A problem common to all interventional radiological procedures is that occasionally it proves impossible to get access to the vein and the procedure needs to be cancelled and rescheduled. This is a nuisance but no lasting damage will have been done. As this is very unlikely in our hands (no such need in last 500 cases) you would not be charged for the repeat procedure. Clinics with little experience are quite likely to have to abandon the procedure and bring you back a second time.
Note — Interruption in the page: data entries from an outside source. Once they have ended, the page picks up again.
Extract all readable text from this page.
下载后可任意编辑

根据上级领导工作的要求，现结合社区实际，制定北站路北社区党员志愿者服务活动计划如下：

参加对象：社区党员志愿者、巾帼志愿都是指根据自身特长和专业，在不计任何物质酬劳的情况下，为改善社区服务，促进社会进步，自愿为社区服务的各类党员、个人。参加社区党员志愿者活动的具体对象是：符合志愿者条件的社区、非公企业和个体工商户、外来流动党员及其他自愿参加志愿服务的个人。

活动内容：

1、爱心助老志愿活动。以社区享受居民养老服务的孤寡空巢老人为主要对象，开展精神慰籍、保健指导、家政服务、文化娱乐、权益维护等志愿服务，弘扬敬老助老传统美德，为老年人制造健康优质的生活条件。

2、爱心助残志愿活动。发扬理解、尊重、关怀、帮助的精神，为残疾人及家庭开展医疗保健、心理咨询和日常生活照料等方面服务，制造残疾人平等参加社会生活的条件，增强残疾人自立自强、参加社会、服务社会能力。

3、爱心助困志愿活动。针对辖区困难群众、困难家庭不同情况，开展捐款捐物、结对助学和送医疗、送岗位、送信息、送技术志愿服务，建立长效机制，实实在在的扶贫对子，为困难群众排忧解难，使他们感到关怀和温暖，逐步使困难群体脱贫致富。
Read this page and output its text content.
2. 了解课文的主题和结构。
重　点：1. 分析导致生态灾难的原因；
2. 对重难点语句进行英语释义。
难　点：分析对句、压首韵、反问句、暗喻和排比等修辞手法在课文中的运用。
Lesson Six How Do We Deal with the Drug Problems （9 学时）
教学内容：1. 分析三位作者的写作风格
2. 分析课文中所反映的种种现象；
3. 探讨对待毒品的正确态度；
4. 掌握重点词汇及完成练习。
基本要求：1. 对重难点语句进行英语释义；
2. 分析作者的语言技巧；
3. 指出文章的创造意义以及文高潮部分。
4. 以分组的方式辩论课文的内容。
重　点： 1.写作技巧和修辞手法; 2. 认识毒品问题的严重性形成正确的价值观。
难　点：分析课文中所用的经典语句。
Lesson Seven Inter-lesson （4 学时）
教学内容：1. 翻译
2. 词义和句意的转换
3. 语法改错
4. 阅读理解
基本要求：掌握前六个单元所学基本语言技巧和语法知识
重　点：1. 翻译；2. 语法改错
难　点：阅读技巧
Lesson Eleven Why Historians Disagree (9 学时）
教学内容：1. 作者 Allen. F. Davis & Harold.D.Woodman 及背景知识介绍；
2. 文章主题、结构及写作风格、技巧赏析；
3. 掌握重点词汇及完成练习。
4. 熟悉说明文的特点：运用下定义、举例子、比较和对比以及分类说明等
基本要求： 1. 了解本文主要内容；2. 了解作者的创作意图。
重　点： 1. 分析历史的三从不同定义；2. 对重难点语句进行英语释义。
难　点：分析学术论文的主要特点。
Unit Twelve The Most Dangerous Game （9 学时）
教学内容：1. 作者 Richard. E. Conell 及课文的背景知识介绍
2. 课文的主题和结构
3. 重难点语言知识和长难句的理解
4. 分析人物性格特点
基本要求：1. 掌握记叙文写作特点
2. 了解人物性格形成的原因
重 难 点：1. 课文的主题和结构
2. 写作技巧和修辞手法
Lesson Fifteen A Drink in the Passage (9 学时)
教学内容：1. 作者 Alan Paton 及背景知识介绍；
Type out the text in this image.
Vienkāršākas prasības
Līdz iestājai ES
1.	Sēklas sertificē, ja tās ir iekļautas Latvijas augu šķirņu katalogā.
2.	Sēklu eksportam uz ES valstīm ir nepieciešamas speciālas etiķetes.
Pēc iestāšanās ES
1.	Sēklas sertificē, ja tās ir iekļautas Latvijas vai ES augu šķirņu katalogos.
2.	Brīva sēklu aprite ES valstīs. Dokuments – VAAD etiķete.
TRLOP is a rather unfortunate acronym for Transluminal Occlusion of Perforators. It is a technique using RF (radiofrequency) or EVLA to cook shut troublesome perforator veins. We used to use RF but now usually use EVLA as it is more effective. Perforators connect the deep and surface veins to each other and when the valves in these break down high pressure can be transmitted to the skin and to varicose veins just under the skin. This is usually in the lower leg. They can cause residual problems after EVLA but usually the presence of these perforators can be detected before EVLA treatment and the need for additional treatment anticipated. Sometimes they only come to light after the initial treatment. Occasionally incompetent perforators can cause ulceration of the skin. Treatment of incompetent perforators with TRLOP can speed the healing of ulcers and can get rid of varicose veins being fed by them. 

TRLOP is, like all our treatments, undertaken on an outpatient basis under local anaesthesia. There are few risks but there is a small chance of nerve damage, DVT (thrombosis) and skin burns.